Whilst Jeremy acknowledges that a growing number of progressive firms employ similar strategies such as value based pricing, low overheads and a high technology focus, he says the key difference is Bespoke’s in-house philosophy.

“At Bespoke, we are truly different, adopting an outsourced in house counsel philosophy. We use innovative value-based pricing to give clients complete cost certainty and complete transparency. We even adopt fixed prices for M&A work which because of its complexity was thought to be the final frontier of fixed prices”, says Jeremy.

“At our core, we work to a mantra of ‘working in-house’ with our clients. It sounds simple, but getting advice from an in-house lawyer (without the inhibition of the clock ticking) is a revelation to clients in the way they use legal services.”

Well, there’s certainly no place for No Doze Sullivan in this firm. So how does Hive Legal achieve its point of difference in the marketplace?

Simon Davidson: Principal and Founder, Hive Legal

Simon Davidson: Principal and Founder, Hive Legal

Hive Legal

Simon Davidson says that Hive Legal, winner of the 2014 ALPMA/Telstra Thought Leadership Award in recognition of its innovative business model, is different in three key areas: pricing, use of senior practitioners and disaggregation or innovation.

For starters, Hive Legal lawyers don’t time record. The focus on value pricing “frees lawyers from clock watching and the demands of timesheet based performance analysis”, says Simon. “Clients also have greater certainty and transparency regarding fees and clients and lawyers are more aligned because efficiencies are rewarded rather than hours of potentially unproductive input – time is no longer money.”

Exactly the kind of progressive, commonsense argument that would put the shady timesheet ‘puffery’ practices of No Doze to shame.

The second key difference, according to Simon, is the concentrated team of senior practitioners where clients obtain more access to Principals rather than work being pushed down to junior lawyers to keep them busy (not that we don’t want career options and work for young lawyers but that’s for another post!)

“Our pricing models means that clients don’t pay more to have a number of senior lawyers truly collaborating with them.”
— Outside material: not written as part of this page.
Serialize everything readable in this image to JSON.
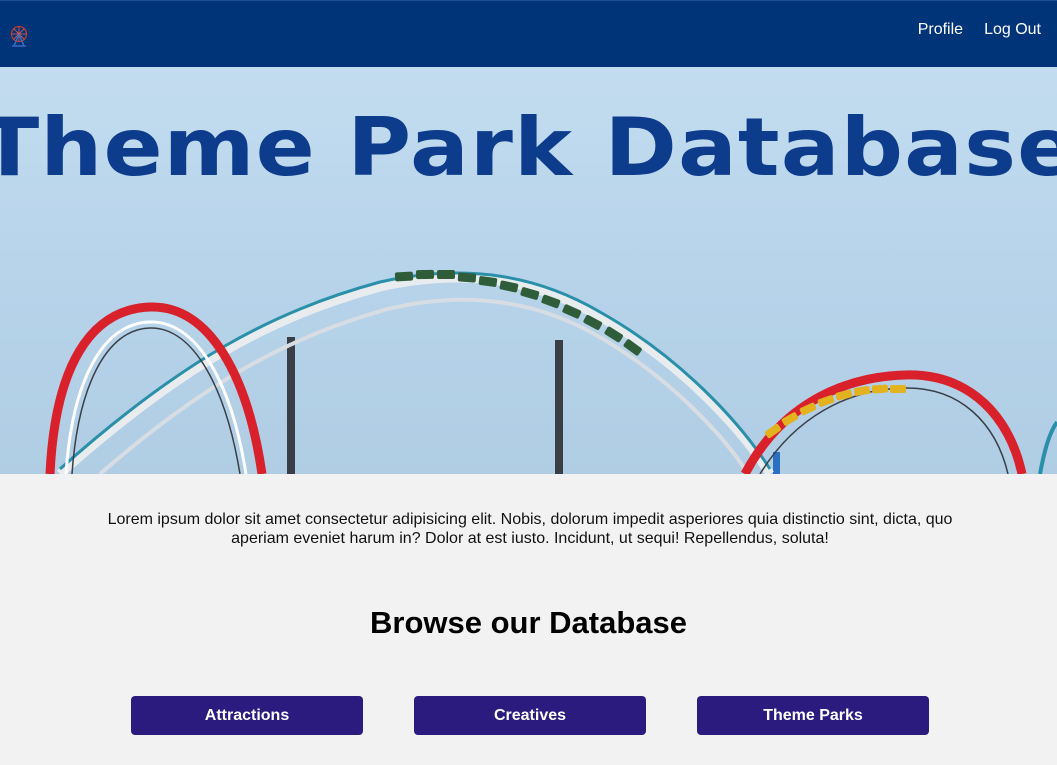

Access to expertise and value for money? Another win for clients. And while Sullivan would have had graduate lawyers stuffing around in the firm’s discovery room at a premium price, that kind of inefficiency is not part of Hive’s modus operandi.
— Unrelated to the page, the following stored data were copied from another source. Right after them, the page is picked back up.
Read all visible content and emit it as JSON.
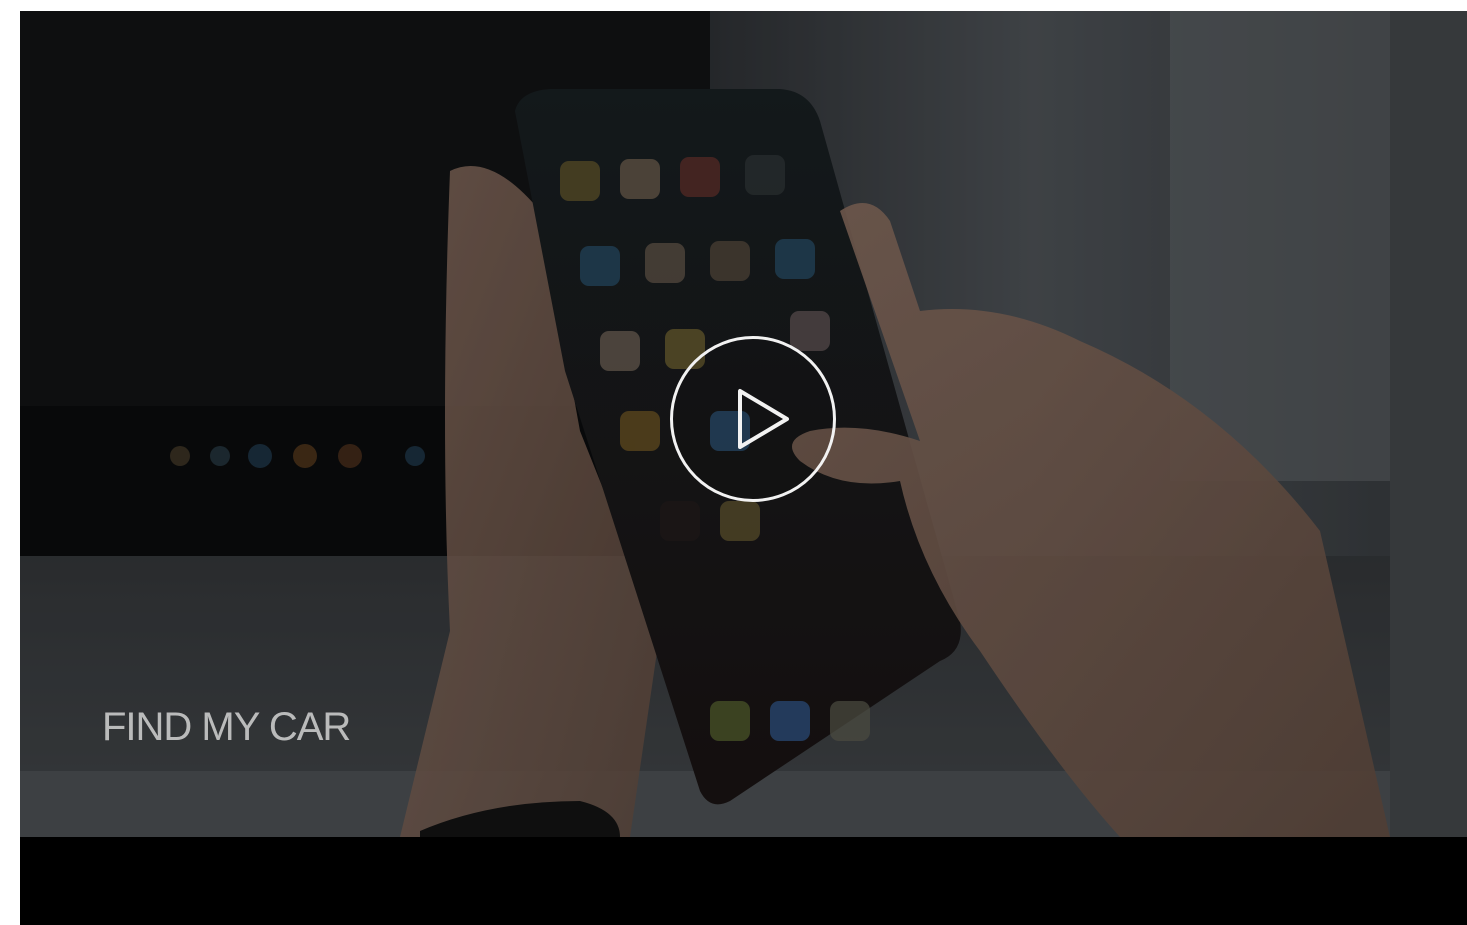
{
  "video": {
    "caption": "FIND MY CAR",
    "play_icon": "play-icon"
  },
  "colors": {
    "overlay_text": "#d9d9d9",
    "play_ring": "#f2f2f2",
    "bar": "#000000"
  }
}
Measuring staff on outputs rather than recorded time means the Hive Legal model embraces flexibility, allows lawyers to work remotely. “We also broke down all internal barriers which are detrimental to lawyer/client relationships – for example there are no rewards based on client ‘ownership’, there are no ‘teams’ to create silos.”

The final difference with the Hive model, says Simon, is the firm’s ability to source the best resources for a particular job or task, either internally or externally, whether that be a paralegal, senior lawyer or an LPO.  “It is about finding the most cost-effective resource, rather than relying on $400 per hour junior lawyers to proofread or sort documents.”
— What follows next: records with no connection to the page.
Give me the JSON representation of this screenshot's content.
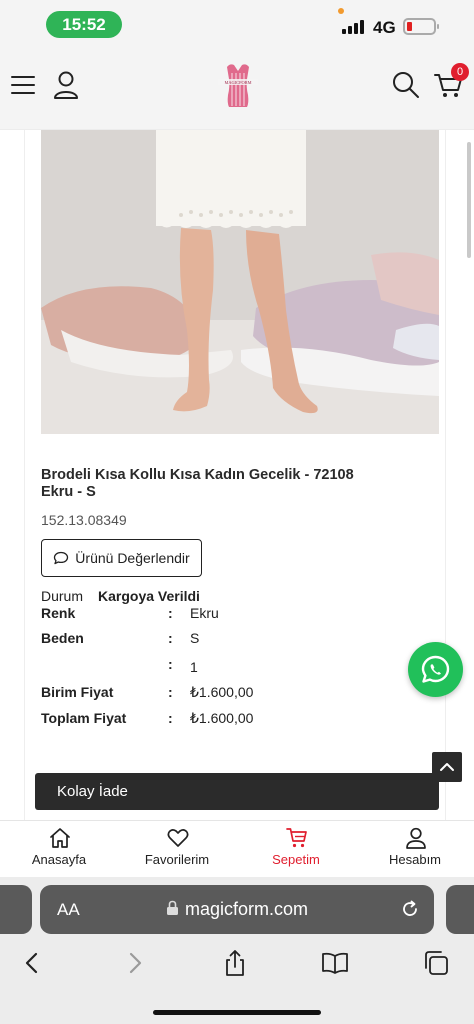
{
  "status_bar": {
    "time": "15:52",
    "network": "4G"
  },
  "header": {
    "logo_text": "MAGICFORM",
    "cart_count": "0"
  },
  "product": {
    "title": "Brodeli Kısa Kollu Kısa Kadın Gecelik - 72108 Ekru - S",
    "code": "152.13.08349",
    "review_button": "Ürünü Değerlendir",
    "status_label": "Durum",
    "status_value": "Kargoya Verildi",
    "details": [
      {
        "label": "Renk",
        "value": "Ekru"
      },
      {
        "label": "Beden",
        "value": "S"
      },
      {
        "label": "",
        "value": "1"
      },
      {
        "label": "Birim Fiyat",
        "value": "₺1.600,00"
      },
      {
        "label": "Toplam Fiyat",
        "value": "₺1.600,00"
      }
    ],
    "separator": ":"
  },
  "return_bar": {
    "label": "Kolay İade"
  },
  "bottom_nav": {
    "items": [
      {
        "label": "Anasayfa",
        "icon": "home-icon"
      },
      {
        "label": "Favorilerim",
        "icon": "heart-icon"
      },
      {
        "label": "Sepetim",
        "icon": "cart-icon",
        "active": true
      },
      {
        "label": "Hesabım",
        "icon": "user-icon"
      }
    ],
    "active_color": "#e01e2e"
  },
  "browser": {
    "text_size_label": "AA",
    "url": "magicform.com"
  },
  "colors": {
    "accent": "#e01e2e",
    "whatsapp": "#21c05a",
    "status_pill": "#2fb457"
  }
}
Sounds like clients are winning with these service delivery models. But what about the lawyers? Is it actually different working at a ‘NewLaw’ firm?

Same, Same: But Different

According to Simon and Jeremy, it’s a resounding ‘yes’. Simon says that Hive Legal provides:

  • a much freer, less constrained, work environment for lawyers
  • a focus on collaboration, promoted by the flatter structures, the lack  of time recording and the removal of internal barriers, and
  • a flexible approach which allows lawyers more freedom to manage work/life demands as they need.

With expertise, experience, innovation and a willingness to embrace change high on Bespoke’s hiring agenda, Bespoke appears to have a similar philosophy. Jeremy says the flat structured firm with high levels of autonomy is a place where challenging notions of status quo are expected in a fast paced environment where there’s time for fun too.

“We regularly hold sessions like ‘Why we think more like Google than a law firm’”, says Jeremy.